Inside the auditorium are 308 or 320 seats. In contrast to the seats in the original pavilion, the current theater has 11 rows of individual, padded seats, arranged in a continental seating layout. The three projectors from the original pavilion were preserved in the relocated theater. The three 18-foot-wide screens from the World's Fair were also originally installed at the theater, but they were replaced in 1976 with a single screen. The newer screen measures 54 ft or 55 ft across and is capable of screening IMAX films. Eleven surround sound speakers also date from the theater's 1976 renovation.

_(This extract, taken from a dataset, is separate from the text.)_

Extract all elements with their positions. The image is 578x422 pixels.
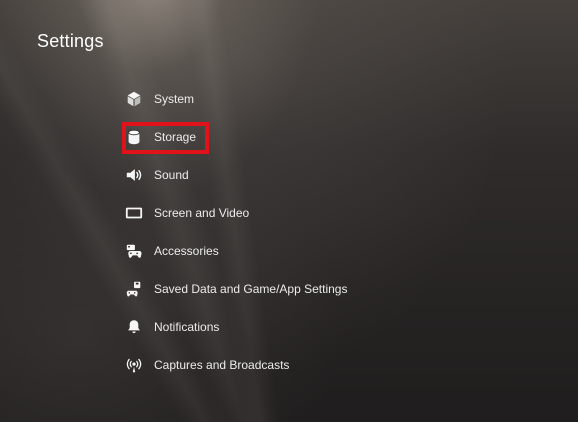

Flanking the theater are two brick pavilion with glass-tube windows, designed by Taliesin Associated Architects. The pavilion to the south includes a lobby and display area, in addition to Heating, ventilation, and air conditioning machinery. Also within the southern pavilion is a hydraulic elevator for disabled patrons. The other structure, to the north, is an exit. The pavilions' architecture was intended to complement the Johnson Wax Headquarters' design. The theater's roof is wedged between the pavilions, and part of the roof overhangs the offices inside one of the pavilions.

== Reception ==
When the Johnson's Wax Pavilion was built, a critic for The Cincinnati Enquirer praised the structure for the "buoyant qualities of its circular spaceship-moorings design", while Variety magazine wrote that the building was "themed to inspiration". The New Pittsburgh Courier characterized the pavilion as having "spinnaker-like petals and [a] golden disc-shaped theater", while Time magazine called the canopy "a huge gold clam over a blue pool inside six slender white pylons that rise high and flare into unearthly petals". Ada Louise Huxtable of The New York Times characterized the canopy as one of several "accidental juxtapositions and cockneyed contrasts built into the fair that give it its particular attraction and charm", while Architectural Forum regarded the pavilion as one of a small number of "exceptional" attractions at the fair. By contrast, a reporter for The Atlanta Constitution criticized the fact that the pavilion's movie did not actually promote S. C. Johnson products, and a writer for The Morning News said that the exhibit "may prove rather heady stuff for some" despite its high acclaim.

After the Golden Rondelle Theater was relocated to Racine, the Chicago Tribune wrote that the "golden disc [...] looks much the same as it did when it stood in Flushing Meadow". The Kenosha News wrote that the theater "stands for positive values in an often negative world" mainly because of To Be Alive!, while another Kenosha News article likened the theater to "a spaceship tethered to the ground". Te Racine Journal Times described the theater as a "golden gift" to Racine in 1986, and the same newspaper wrote in 2014 that it "has come to stand as one of the City of Racine's most recognizable symbols". A writer for Backstage magazine wrote that the Golden Rondelle's location was particularly apt because To Be Alive! and the Johnson Wax Headquarters both "challenged traditions". Conversely, The Wall Street Journal wrote that the theater "gleams incongruously, like some vestige of The Jetsons".